One billion euros “tucked away” in Vatican bank revealed following Pope’s reforms
An extra €1 billion euros have turned up on the Vatican’s latest balance sheet in net assets that had never been reported before.
The 2014 budget is the first since major reforms of the Holy See’s scandal-ridden finances were introduced by Pope Francis, which came into effect in March, under the new Secretariat for the Economy, Australian Cardinal George Pell.
The Vatican deficit fell from €37.2 million ($54.7m) in 2013 to €25.6m last year.
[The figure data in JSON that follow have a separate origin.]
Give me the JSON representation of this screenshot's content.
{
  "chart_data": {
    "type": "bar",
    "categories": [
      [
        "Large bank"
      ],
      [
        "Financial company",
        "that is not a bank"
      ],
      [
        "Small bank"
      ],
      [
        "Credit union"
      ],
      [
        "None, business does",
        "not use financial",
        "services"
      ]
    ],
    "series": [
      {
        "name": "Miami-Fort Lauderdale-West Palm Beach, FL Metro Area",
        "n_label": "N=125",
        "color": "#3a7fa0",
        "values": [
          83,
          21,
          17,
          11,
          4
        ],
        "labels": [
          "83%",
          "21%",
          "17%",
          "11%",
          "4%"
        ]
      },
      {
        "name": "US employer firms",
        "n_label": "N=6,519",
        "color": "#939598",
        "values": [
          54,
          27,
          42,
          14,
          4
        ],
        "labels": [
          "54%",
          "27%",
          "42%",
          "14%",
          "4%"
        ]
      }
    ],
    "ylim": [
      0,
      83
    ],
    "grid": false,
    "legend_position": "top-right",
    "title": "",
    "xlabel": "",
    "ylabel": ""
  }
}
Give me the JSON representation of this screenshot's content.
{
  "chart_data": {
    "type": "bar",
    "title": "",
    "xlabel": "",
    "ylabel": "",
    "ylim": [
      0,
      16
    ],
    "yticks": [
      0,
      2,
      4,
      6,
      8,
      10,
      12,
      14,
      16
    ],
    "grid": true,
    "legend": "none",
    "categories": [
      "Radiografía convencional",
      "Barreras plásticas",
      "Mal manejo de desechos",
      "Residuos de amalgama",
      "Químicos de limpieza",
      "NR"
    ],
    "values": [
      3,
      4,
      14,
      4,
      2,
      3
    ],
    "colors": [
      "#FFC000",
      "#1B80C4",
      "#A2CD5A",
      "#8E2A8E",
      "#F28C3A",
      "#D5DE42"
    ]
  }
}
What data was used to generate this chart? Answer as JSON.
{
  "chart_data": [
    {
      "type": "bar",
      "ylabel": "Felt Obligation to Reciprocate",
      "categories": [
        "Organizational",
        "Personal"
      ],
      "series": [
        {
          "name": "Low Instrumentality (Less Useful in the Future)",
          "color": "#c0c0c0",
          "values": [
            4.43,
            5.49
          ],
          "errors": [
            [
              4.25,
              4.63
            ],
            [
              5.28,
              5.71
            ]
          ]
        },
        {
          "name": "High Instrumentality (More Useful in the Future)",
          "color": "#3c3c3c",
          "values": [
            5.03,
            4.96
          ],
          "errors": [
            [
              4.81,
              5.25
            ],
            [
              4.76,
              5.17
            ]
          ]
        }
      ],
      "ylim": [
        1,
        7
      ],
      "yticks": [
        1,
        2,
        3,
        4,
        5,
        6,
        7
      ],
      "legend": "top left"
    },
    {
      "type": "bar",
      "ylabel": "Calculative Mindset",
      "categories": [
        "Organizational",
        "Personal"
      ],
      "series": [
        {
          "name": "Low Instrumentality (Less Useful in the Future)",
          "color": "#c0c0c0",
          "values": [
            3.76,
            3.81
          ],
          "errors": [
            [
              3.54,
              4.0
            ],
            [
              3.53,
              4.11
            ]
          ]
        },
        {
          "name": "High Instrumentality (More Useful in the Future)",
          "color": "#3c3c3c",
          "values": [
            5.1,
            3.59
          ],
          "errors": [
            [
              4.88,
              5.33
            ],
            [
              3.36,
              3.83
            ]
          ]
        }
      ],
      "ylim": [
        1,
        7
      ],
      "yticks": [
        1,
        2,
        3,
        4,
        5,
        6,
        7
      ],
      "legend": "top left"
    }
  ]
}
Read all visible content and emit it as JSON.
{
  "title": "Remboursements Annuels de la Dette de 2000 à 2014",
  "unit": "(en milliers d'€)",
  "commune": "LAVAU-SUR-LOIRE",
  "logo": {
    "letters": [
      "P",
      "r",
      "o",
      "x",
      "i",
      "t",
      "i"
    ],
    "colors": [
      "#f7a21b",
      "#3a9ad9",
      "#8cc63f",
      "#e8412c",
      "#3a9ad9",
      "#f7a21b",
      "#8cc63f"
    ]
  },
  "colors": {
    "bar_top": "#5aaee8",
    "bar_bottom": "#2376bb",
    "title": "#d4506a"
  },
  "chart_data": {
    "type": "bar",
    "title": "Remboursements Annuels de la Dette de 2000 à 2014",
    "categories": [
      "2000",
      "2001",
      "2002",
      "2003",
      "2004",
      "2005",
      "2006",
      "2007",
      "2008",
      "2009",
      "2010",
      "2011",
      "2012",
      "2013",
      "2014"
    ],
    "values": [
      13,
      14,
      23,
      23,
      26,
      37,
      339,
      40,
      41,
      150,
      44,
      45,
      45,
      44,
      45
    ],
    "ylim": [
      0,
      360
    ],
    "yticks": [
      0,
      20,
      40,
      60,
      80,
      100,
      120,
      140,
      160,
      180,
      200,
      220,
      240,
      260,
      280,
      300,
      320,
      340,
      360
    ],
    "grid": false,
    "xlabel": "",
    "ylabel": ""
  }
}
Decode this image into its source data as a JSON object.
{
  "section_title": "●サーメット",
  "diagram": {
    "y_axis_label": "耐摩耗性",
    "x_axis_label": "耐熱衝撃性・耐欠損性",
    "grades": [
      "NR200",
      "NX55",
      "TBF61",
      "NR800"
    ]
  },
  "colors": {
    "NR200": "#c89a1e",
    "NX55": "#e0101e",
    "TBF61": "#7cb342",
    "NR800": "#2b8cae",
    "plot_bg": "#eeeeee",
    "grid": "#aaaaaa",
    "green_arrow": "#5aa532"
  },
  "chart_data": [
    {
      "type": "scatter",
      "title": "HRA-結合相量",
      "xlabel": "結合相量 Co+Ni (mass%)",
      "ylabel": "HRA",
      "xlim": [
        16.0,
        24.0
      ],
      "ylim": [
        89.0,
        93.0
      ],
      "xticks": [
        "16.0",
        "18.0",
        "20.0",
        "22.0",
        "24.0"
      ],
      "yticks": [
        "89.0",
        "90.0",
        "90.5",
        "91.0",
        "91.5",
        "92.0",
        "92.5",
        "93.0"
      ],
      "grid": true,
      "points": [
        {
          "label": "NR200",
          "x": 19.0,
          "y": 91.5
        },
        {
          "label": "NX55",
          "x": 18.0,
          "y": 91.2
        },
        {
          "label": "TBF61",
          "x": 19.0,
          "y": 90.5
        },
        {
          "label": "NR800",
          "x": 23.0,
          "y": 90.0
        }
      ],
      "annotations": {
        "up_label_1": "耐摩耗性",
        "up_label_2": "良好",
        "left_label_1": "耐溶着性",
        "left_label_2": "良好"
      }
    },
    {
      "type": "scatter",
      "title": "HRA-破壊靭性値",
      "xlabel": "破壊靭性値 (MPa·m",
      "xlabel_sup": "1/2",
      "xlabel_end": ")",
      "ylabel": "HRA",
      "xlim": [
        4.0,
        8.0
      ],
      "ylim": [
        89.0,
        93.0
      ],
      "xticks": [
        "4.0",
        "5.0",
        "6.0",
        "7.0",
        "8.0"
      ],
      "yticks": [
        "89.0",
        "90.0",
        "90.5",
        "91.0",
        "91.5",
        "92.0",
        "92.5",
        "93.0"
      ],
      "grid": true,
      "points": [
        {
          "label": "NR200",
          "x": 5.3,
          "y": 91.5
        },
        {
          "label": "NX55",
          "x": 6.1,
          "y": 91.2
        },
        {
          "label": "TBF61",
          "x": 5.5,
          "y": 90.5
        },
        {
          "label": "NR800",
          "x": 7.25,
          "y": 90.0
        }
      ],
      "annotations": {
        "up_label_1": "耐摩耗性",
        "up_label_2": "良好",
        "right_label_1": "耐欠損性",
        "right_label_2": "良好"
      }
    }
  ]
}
The 30 per cent improvement was mainly due to currency fluctuations that boosted returns on investments.
“But we can’t continue like this for too much longer,” Cardinal Pell said in Rome On Thursday.
In an article for the Catholic Herald in December, Cardinal Pell said the new budgeting and reporting procedures had meant the secretariat discovered “some hundreds of millions of euros were tucked away in particular sectional accounts and did not appear on the balance sheet”.
The Vatican’s final figures for 2014 also showed a continued budget deficit on the part of the Roman Curia, but this was offset by profits coming from the Vatican Museums’ “cultural activities,” which include the Sistine Chapel.
The Director of the Office of the Prefect of the Economy, Danny Casey, the former financial guru for the archdiocese of Sydney, said the Vatican which totaled €1.1 billion, and liabilities, which totaled €222 million.
The most significant expense for the Holy See was the cost of its 2,880 staff, which totaled €126m.
Asked if it took blood, sweat and tears to get the Vatican accounts to this point Mr Casey said “just a bit”. But, he said: “We’ve got our arms around it now and we know where to start.”
The Vatican’s offshore status has fueled rumors of unethical financial practices for decades, particularity since Roberto Calvi, dubbed “God’s Banker,” was found hanging under Blackfriar’s Bridge in London in 1982, amid claims he was involved in mafia money-laundering.